If you want to re-run the calculations completely:
Word-based
-
Download the Muse embeddings for the languages of interest from https://github.com/facebookresearch/MUSE.
Make sure to cite:
Conneau, Alexis, Guillaume Lample, Marc’Aurelio Ranzato, Ludovic Denoyer, and Hervé Jégou (2017): Word translation without parallel data, https://arxiv.org/pdf/1710.04087.pdf. -
Specify data_dir to point to the folder where you store the Muse embeddings. Extract the embeddings for the test words by running extract_word_embeddings.py. They will be saved in data/embeddings/word-based/
Sentence-based
-
The sentences have been extracted from Europarl and can be found in data/sentence-based/embeddings/part. The embeddings have been extracted using Laser. You can contact us if you want to be sure to use exactly the same embeddings.
-
If you want to use other sentences, you need to install Laser: https://github.com/facebookresearch/LASER and follow their instructions to get embeddings.
-
Get the ground_truth dictionaries from https://github.com/facebookresearch/MUSE#ground-truth-bilingual-dictionaries and put them into the folder muse_dictionaries.
-
Run estimate_translation_quality.py.
For calculating the quantitative evaluation of the clustering, run calculate_experimental_treescores.py.

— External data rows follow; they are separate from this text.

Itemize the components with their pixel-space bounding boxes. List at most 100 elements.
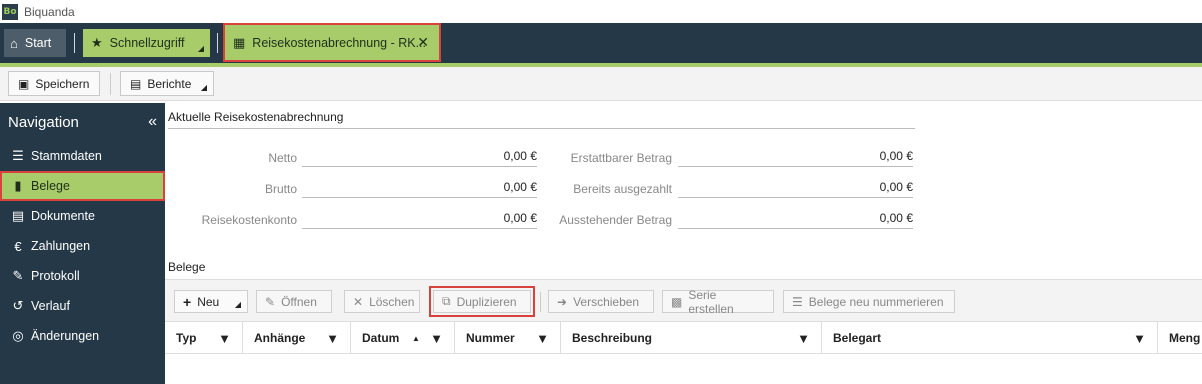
filter-icon[interactable]: ▼ — [430, 331, 443, 346]
sidebar-item-verlauf[interactable]: ↺ Verlauf — [0, 291, 165, 321]
column-label: Meng — [1169, 331, 1201, 345]
reports-button-label: Berichte — [147, 76, 192, 91]
tab-separator — [74, 33, 75, 53]
column-header-typ[interactable]: Typ ▼ — [165, 322, 243, 354]
sidebar-item-label: Protokoll — [31, 269, 80, 283]
reisekostenkonto-value: 0,00 € — [302, 211, 537, 229]
ausstehender-betrag-label: Ausstehender Betrag — [559, 213, 672, 227]
duplicate-button[interactable]: ⧉ Duplizieren — [429, 286, 535, 317]
tab-reisekostenabrechnung[interactable]: ▦ Reisekostenabrechnung - RK... ✕ — [223, 23, 441, 62]
edit-icon: ✎ — [12, 268, 24, 283]
column-label: Belegart — [833, 331, 882, 345]
navigation-sidebar: Navigation « ☰ Stammdaten ▮ Belege ▤ Dok… — [0, 103, 165, 384]
save-button[interactable]: ▣ Speichern — [8, 71, 100, 96]
pdf-icon: ▤ — [130, 76, 142, 91]
tab-separator — [217, 33, 218, 53]
save-icon: ▣ — [18, 76, 30, 91]
delete-button[interactable]: ✕ Löschen — [344, 290, 420, 313]
erstattbarer-betrag-value: 0,00 € — [678, 149, 913, 167]
sidebar-item-label: Belege — [31, 179, 70, 193]
filter-icon[interactable]: ▼ — [218, 331, 231, 346]
column-header-nummer[interactable]: Nummer ▼ — [455, 322, 561, 354]
filter-icon[interactable]: ▼ — [326, 331, 339, 346]
sidebar-item-belege[interactable]: ▮ Belege — [0, 171, 165, 201]
renumber-button-label: Belege neu nummerieren — [808, 294, 944, 309]
new-button[interactable]: + Neu ◢ — [174, 290, 248, 313]
sidebar-item-label: Dokumente — [31, 209, 95, 223]
collapse-icon[interactable]: « — [148, 113, 157, 131]
sidebar-item-aenderungen[interactable]: ◎ Änderungen — [0, 321, 165, 351]
dropdown-caret-icon: ◢ — [197, 44, 204, 53]
sidebar-item-dokumente[interactable]: ▤ Dokumente — [0, 201, 165, 231]
move-button[interactable]: ➜ Verschieben — [548, 290, 654, 313]
dropdown-caret-icon: ◢ — [200, 83, 207, 92]
history-icon: ↺ — [12, 298, 24, 313]
bereits-ausgezahlt-label: Bereits ausgezahlt — [573, 182, 672, 196]
navigation-header: Navigation « — [0, 103, 165, 141]
sidebar-item-zahlungen[interactable]: € Zahlungen — [0, 231, 165, 261]
edit-icon: ✎ — [265, 294, 276, 309]
plus-icon: + — [183, 293, 192, 310]
column-header-menge[interactable]: Meng — [1158, 322, 1202, 354]
column-label: Nummer — [466, 331, 515, 345]
tab-schnellzugriff-label: Schnellzugriff — [109, 36, 185, 50]
sidebar-item-label: Verlauf — [31, 299, 70, 313]
filter-icon[interactable]: ▼ — [1133, 331, 1146, 346]
move-icon: ➜ — [557, 294, 568, 309]
receipt-icon: ▮ — [14, 178, 22, 193]
column-label: Typ — [176, 331, 197, 345]
home-icon: ⌂ — [10, 35, 18, 51]
belege-grid-header: Typ ▼ Anhänge ▼ Datum ▲ ▼ Nummer ▼ Besch… — [165, 321, 1202, 354]
column-header-belegart[interactable]: Belegart ▼ — [822, 322, 1158, 354]
column-header-anhaenge[interactable]: Anhänge ▼ — [243, 322, 351, 354]
list-icon: ☰ — [12, 148, 24, 163]
brutto-value: 0,00 € — [302, 180, 537, 198]
save-button-label: Speichern — [35, 76, 90, 91]
layers-icon: ▩ — [671, 294, 683, 309]
renumber-button[interactable]: ☰ Belege neu nummerieren — [783, 290, 955, 313]
sidebar-item-stammdaten[interactable]: ☰ Stammdaten — [0, 141, 165, 171]
sidebar-item-protokoll[interactable]: ✎ Protokoll — [0, 261, 165, 291]
app-logo: Bo — [2, 3, 18, 20]
filter-icon[interactable]: ▼ — [536, 331, 549, 346]
create-series-button[interactable]: ▩ Serie erstellen — [662, 287, 774, 316]
belege-title: Belege — [168, 260, 206, 274]
copy-icon: ⧉ — [442, 294, 451, 308]
main-content: Aktuelle Reisekostenabrechnung Netto 0,0… — [165, 103, 1202, 384]
tab-start[interactable]: ⌂ Start — [4, 29, 66, 57]
new-button-label: Neu — [197, 294, 220, 309]
duplicate-button-label: Duplizieren — [456, 294, 517, 309]
open-button[interactable]: ✎ Öffnen — [256, 290, 332, 313]
ausstehender-betrag-value: 0,00 € — [678, 211, 913, 229]
sort-ascending-icon[interactable]: ▲ — [412, 334, 420, 343]
column-label: Anhänge — [254, 331, 306, 345]
brutto-label: Brutto — [264, 182, 297, 196]
filter-icon[interactable]: ▼ — [797, 331, 810, 346]
numbered-list-icon: ☰ — [792, 294, 803, 309]
column-header-datum[interactable]: Datum ▲ ▼ — [351, 322, 455, 354]
reisekostenkonto-label: Reisekostenkonto — [201, 213, 297, 227]
tab-bar: ⌂ Start ★ Schnellzugriff ◢ ▦ Reisekosten… — [0, 23, 1202, 63]
building-icon: ▦ — [233, 34, 246, 50]
dropdown-caret-icon: ◢ — [234, 300, 241, 309]
reports-button[interactable]: ▤ Berichte ◢ — [120, 71, 214, 96]
fingerprint-icon: ◎ — [12, 328, 24, 343]
euro-icon: € — [14, 238, 22, 254]
close-icon[interactable]: ✕ — [417, 34, 429, 51]
toolbar-separator — [540, 292, 541, 312]
create-series-button-label: Serie erstellen — [688, 287, 734, 316]
sidebar-item-label: Stammdaten — [31, 149, 102, 163]
belege-toolbar: + Neu ◢ ✎ Öffnen ✕ Löschen ⧉ Duplizieren… — [165, 279, 1202, 321]
divider — [168, 128, 915, 129]
column-header-beschreibung[interactable]: Beschreibung ▼ — [561, 322, 822, 354]
sidebar-item-label: Zahlungen — [31, 239, 91, 253]
tab-reisekostenabrechnung-label: Reisekostenabrechnung - RK... — [252, 35, 427, 50]
tab-start-label: Start — [24, 36, 52, 50]
open-button-label: Öffnen — [281, 294, 317, 309]
delete-button-label: Löschen — [369, 294, 415, 309]
star-icon: ★ — [91, 35, 103, 50]
close-icon: ✕ — [353, 294, 364, 309]
toolbar-separator — [110, 73, 111, 95]
move-button-label: Verschieben — [573, 294, 640, 309]
tab-schnellzugriff[interactable]: ★ Schnellzugriff ◢ — [83, 29, 210, 57]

We compared our nearest-neighbor method to using translations from the NorthEuraLex database. If you want to reproduce this, run clustering_wordbased_northeuralex.py. The quantitative results can be obtained by changing the variable category to "northeuralex" in calculate_experimental_treescores.py.
We use numpy, scipy, scikit_klearn and matplotlib. If you want to extract new word embeddings, you will also need torch. Check requirements.txt for details.